Rivista per le Medical Humanities

Retrouver la vie. Histoire, pouvoirs et limites de la réanimation

Maurice Rapin
Laffont
Parigi, 1980  


Non sempre, nella scelta delle mie letture, mi impongo di prestare fede al monito dello sbrindellato uomo-libro che in Fahrenheit 451 incarna Il Principe di Machiavelli: «Mai giudicare un libro dalla copertina». Se non mi fosse stato segnalato da un amico, in libreria Retrouver la vie. Histoire, pouvoirs et limites de la réanimation di Maurice Rapin non avrebbe certo attirato la mia attenzione, né quella estetica, né quella scientifica. Probabilmente dettata da esigenze editoriali, la formula «ritrovare la vita» risulta piuttosto infelice, poiché ricorda le sensazionalistiche testimonianze di pazienti miracolosamente risvegliati dal coma, con l’immancabile immagine della luce in fondo al tunnel. Complici i colori pastello e l’evocativo sfumato della copertina. Solo il sottotitolo riesce a fugare ogni sospetto e a stuzzicare la mia curiosità.
Il deterrente della brutta copertina giustificherebbe da solo la recensione di quello che si è rivelato un libro bello.

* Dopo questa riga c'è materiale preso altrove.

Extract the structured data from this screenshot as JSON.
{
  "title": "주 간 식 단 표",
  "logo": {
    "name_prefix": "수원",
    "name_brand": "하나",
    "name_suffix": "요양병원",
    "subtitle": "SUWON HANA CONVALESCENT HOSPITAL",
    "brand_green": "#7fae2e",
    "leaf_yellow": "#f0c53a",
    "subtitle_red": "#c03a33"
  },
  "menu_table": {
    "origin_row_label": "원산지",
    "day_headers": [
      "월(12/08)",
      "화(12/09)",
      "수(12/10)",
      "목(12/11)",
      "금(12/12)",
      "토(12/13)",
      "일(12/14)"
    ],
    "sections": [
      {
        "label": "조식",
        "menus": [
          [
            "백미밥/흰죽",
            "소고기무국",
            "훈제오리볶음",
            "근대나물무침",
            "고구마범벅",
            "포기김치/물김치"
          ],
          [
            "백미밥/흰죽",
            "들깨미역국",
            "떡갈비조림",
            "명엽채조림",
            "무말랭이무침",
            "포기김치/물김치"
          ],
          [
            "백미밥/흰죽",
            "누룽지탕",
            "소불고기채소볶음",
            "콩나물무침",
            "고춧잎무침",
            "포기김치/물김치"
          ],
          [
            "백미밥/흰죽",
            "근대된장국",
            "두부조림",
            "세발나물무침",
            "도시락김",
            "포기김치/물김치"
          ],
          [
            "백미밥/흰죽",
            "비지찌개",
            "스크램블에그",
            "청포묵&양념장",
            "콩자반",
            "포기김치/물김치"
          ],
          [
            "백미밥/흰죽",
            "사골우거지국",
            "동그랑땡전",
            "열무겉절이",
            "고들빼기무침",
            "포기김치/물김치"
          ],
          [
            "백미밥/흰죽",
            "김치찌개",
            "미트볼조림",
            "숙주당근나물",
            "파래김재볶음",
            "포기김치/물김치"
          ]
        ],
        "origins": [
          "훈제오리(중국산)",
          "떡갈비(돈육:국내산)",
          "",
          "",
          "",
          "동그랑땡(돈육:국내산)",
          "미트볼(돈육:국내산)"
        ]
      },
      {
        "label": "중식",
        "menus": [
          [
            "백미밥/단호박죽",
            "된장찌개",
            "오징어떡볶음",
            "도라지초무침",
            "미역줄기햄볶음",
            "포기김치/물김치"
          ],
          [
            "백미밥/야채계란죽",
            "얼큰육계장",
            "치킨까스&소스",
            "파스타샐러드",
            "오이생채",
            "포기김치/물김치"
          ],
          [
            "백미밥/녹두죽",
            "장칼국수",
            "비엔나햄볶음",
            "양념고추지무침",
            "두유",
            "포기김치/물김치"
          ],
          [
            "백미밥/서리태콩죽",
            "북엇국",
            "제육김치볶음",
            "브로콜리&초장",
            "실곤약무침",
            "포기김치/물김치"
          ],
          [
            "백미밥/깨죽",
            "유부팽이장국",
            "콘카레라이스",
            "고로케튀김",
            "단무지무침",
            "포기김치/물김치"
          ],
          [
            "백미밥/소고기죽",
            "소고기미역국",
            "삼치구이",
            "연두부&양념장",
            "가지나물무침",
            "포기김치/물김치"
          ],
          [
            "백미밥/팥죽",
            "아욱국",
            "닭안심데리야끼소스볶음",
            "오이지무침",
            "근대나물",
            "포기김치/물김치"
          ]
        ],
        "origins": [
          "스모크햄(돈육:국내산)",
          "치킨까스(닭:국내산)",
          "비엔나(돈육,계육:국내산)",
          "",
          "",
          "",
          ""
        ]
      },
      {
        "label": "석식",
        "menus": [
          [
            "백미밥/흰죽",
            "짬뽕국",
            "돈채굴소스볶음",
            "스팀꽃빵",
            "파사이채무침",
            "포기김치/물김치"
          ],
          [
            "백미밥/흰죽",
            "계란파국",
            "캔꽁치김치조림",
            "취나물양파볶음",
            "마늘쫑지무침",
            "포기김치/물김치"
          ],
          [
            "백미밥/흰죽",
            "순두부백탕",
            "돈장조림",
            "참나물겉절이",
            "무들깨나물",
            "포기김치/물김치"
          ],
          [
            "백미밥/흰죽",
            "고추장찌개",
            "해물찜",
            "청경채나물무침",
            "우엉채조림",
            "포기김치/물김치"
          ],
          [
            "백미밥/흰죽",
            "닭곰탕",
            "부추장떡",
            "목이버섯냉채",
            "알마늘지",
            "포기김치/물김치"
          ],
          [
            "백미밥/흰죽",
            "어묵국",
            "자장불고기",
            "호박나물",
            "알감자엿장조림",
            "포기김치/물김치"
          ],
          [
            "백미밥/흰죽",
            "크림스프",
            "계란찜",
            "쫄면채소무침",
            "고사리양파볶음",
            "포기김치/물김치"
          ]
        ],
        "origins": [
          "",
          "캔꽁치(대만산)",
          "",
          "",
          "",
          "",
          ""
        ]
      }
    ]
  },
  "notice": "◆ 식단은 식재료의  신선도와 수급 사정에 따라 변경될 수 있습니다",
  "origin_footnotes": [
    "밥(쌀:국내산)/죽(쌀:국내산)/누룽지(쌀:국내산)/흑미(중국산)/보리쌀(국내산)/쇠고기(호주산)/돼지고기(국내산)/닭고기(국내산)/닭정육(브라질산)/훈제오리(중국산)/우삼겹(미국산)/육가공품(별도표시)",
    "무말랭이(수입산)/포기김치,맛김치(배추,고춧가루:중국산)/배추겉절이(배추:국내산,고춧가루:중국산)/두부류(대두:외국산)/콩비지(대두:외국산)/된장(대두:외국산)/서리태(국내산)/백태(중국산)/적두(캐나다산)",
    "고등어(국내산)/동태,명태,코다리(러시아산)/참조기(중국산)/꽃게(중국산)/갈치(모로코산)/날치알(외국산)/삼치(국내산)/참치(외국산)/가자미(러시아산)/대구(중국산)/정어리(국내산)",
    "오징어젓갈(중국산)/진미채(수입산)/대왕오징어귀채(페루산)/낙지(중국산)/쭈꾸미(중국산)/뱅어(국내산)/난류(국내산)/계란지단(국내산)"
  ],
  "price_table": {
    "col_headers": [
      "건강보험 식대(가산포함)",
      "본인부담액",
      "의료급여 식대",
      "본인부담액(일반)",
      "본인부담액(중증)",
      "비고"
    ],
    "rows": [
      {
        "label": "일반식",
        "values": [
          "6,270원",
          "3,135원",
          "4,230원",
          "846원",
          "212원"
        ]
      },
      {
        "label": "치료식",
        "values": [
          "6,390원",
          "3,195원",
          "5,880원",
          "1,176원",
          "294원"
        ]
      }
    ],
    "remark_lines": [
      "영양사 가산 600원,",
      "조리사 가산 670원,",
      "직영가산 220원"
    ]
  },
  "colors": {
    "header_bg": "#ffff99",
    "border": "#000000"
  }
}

Ma una curiosa coincidenza consolida la pertinenza di un commento intempestivo. La data con cui Rapin apre il suo libro e l’anno di pubblicazione formano un’invitante simmetria con l’anno in corso: 1952-1980-2008. Rapin sceglie il 1952 per ricostruire un immaginario turno di guardia di un giovane e impotente interno, sfondo desolante su cui si stagliano fieri i capitoli successivi. Pioniere della rianimazione, Rapin racconta con inaspettata maestria la nascita, il potere e i limiti di questa disciplina, dalla drammatica epidemia di poliomielite che colpì la Danimarca nel 1953 alle pittoresche improvvisazioni nel campo della respirazione artificiale fino ai dettagli meno spettacolari della prevenzione dell’insufficienza nutrizionale. L’obiettività del testo è garantita non tanto da un breve capitolo redatto da un giornalista, che offre un indulgente rapporto di una visita in reparto, ma dalla lucidità dello stesso Rapin, capace di cogliere anche le ombre della propria disciplina: la sua inestirpabile balbuzie, le sue vittorie di Pirro, le sue contraddizioni. Dalla zona grigia delle antinomie della rianimazione l’autore prende spunto per delle riflessioni di carattere etico, che toccano temi ancora attuali e problematici come l’accanimento terapeutico, la dignità e la qualità di vita del paziente, la formazione medica. Senza disconoscere il ruolo dei famigliari, Rapin circoscrive nitidamente ma ratifica con convinzione il ruolo e le responsabilità del medico nelle scelte più scottanti e decisive. Le posizioni di Rapin possono essere discutibili e discusse, ma non risultano mai datate, perché scaturiscono da considerazioni generali sul potere comunicativo e «governativo» della medicina come arte e come scienza.
Il linguaggio è penetrante e colorito, senza però stridere con l’accurata terminologia medica, che non mette mai in imbarazzo anche il lettore più impreparato. Il tono non è mai celebrativo. Il testo scricchiola solo nei passaggi in cui l’autore si lascia trasportare dalle sue inclinazioni e dai suoi gusti estetici. Le lunghe incursioni nella pittura moderna e contemporanea sono più funzionali all’autocompiacimento culturale dell’autore che alla chiarezza dei concetti che dovrebbero illustrare. Una vanità più ingenua che irritante. Un vezzo più umano che scientifico, facilmente perdonabile.